Let's say I am either a resident of the US or Mexico. If I have a stock I have held for more than 12 months while abroad, and then sell it within the first week of my arrival in Canada, would it be considered a short-term or long-term sale for capital gain tax purposes? Does the holding period for foreign individuals begin from the time of purchase or from their time of arrival in a new country?

  • Canada doesn't make a distinction between short and long-term capital gains. Are you asking about the U.S. treatment? Commented Feb 10, 2023 at 18:13
  • @ChrisW.Rea Oh really? I didn't know this. I thought Canada also had a system of short-term vs long-term capital gains.
    – AlanSTACK
    Commented Feb 10, 2023 at 19:07

1 Answer 1


Inclusion Rate

In Canada, there is no distinction between short-term and long-term capital gains tax.
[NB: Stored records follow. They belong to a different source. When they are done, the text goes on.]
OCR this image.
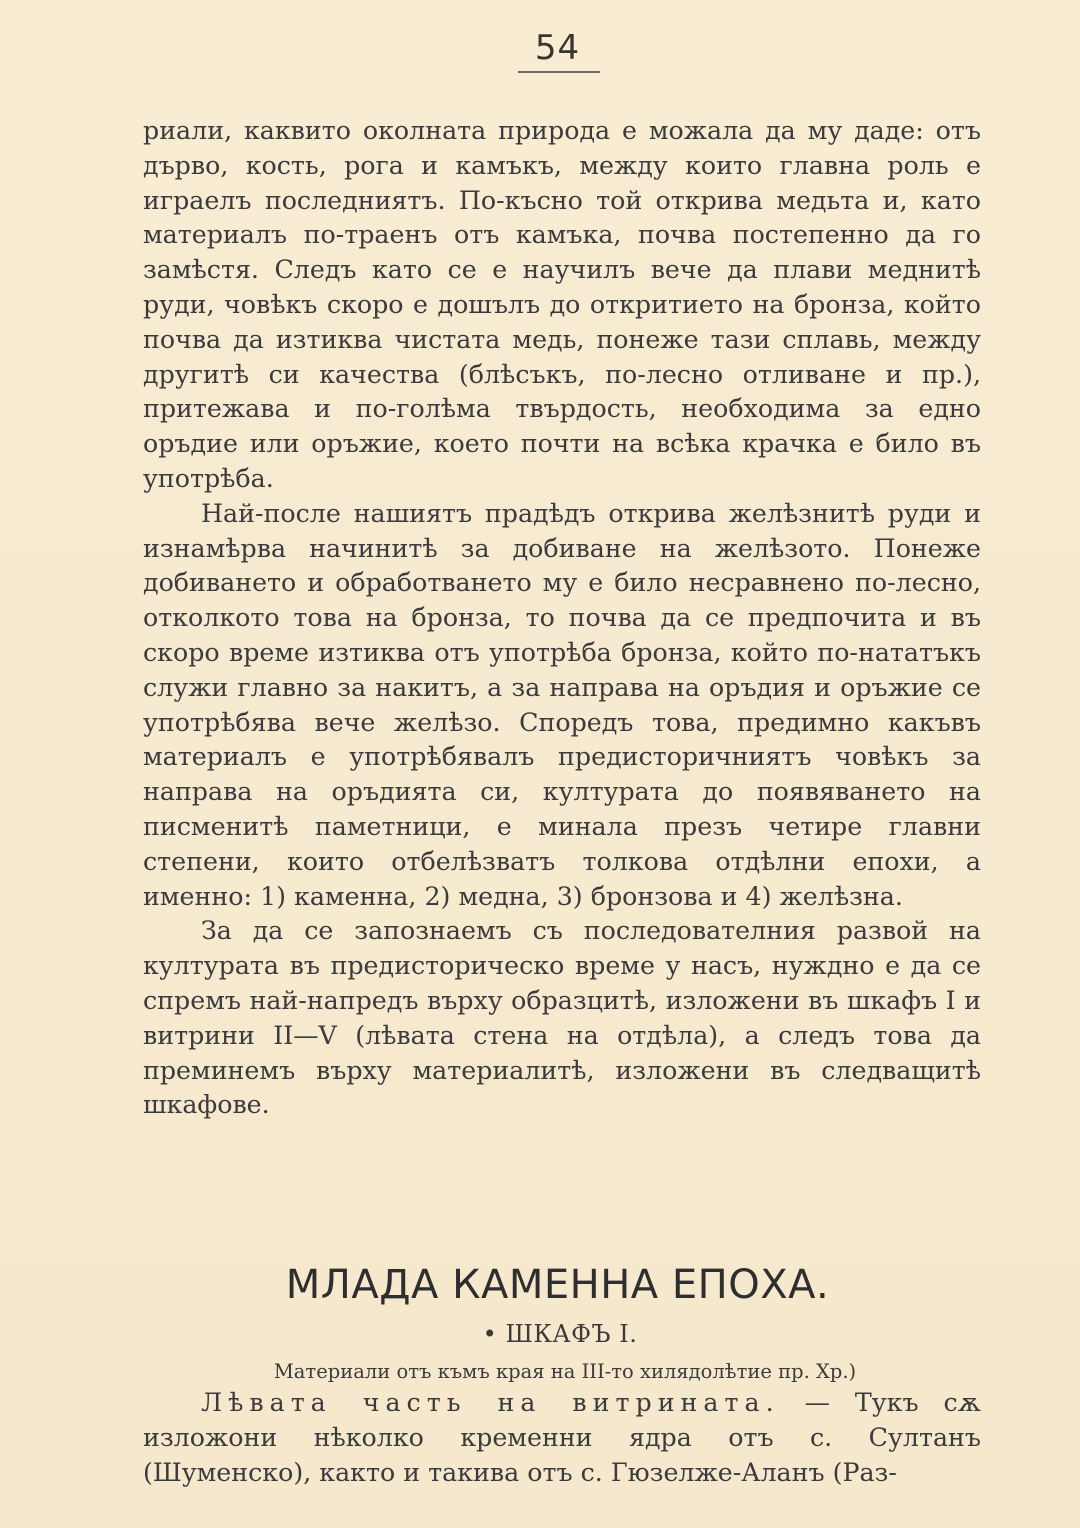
54

риали, каквито околната природа е можала да му даде: отъ дърво, кость, рога и камъкъ, между които главна роль е играелъ последниятъ. По-късно той открива медьта и, като материалъ по-траенъ отъ камъка, почва постепенно да го замѣстя. Следъ като се е научилъ вече да плави меднитѣ руди, човѣкъ скоро е дошълъ до откритието на бронза, който почва да изтиква чистата медь, понеже тази сплавь, между другитѣ си качества (блѣсъкъ, по-лесно отливане и пр.), притежава и по-голѣма твърдость, необходима за едно оръдие или оръжие, което почти на всѣка крачка е било въ употрѣба.

Най-после нашиятъ прадѣдъ открива желѣзнитѣ руди и изнамѣрва начинитѣ за добиване на желѣзото. Понеже добиването и обработването му е било несравнено по-лесно, отколкото това на бронза, то почва да се предпочита и въ скоро време изтиква отъ употрѣба бронза, който по-нататъкъ служи главно за накитъ, а за направа на оръдия и оръжие се употрѣбява вече желѣзо. Споредъ това, предимно какъвъ материалъ е употрѣбявалъ предисторичниятъ човѣкъ за направа на оръдията си, културата до появяването на писменитѣ паметници, е минала презъ четире главни степени, които отбелѣзватъ толкова отдѣлни епохи, а именно: 1) каменна, 2) медна, 3) бронзова и 4) желѣзна.

За да се запознаемъ съ последователния развой на културата въ предисторическо време у насъ, нуждно е да се спремъ най-напредъ върху образцитѣ, изложени въ шкафъ I и витрини II—V (лѣвата стена на отдѣла), а следъ това да преминемъ върху материалитѣ, изложени въ следващитѣ шкафове.

МЛАДА КАМЕННА ЕПОХА.
• ШКАФЪ I.
Материали отъ къмъ края на III-то хилядолѣтие пр. Хр.)

Лѣвата часть на витрината. — Тукъ сѫ изложони нѣколко кременни ядра отъ с. Султанъ (Шуменско), както и такива отъ с. Гюзелже-Аланъ (Раз-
Instead, they have something called the inclusion rate when calculating your taxable income based on capital gains. As of 2023, the inclusion rate is 50%, meaning only half of your capital gains are included when computing your taxable income.

For example, if you have $100,000 CAD in capital gains, applying the 50% inclusion rate would result in $50,000 CAD of taxable income.

Business income vs Capital income

Another thing that is crucial to note is that Canada distinguishes between income derived from capital and income derived from business. The 50% inclusion rate applies only to the former.

In Canada, day trading falls under the category of business income. Consequently, if you engage in frequent day trading, you won't be eligible for the 50% inclusion rate. Instead, you'll have to declare the entire amount of capital gains (100%) as taxable income.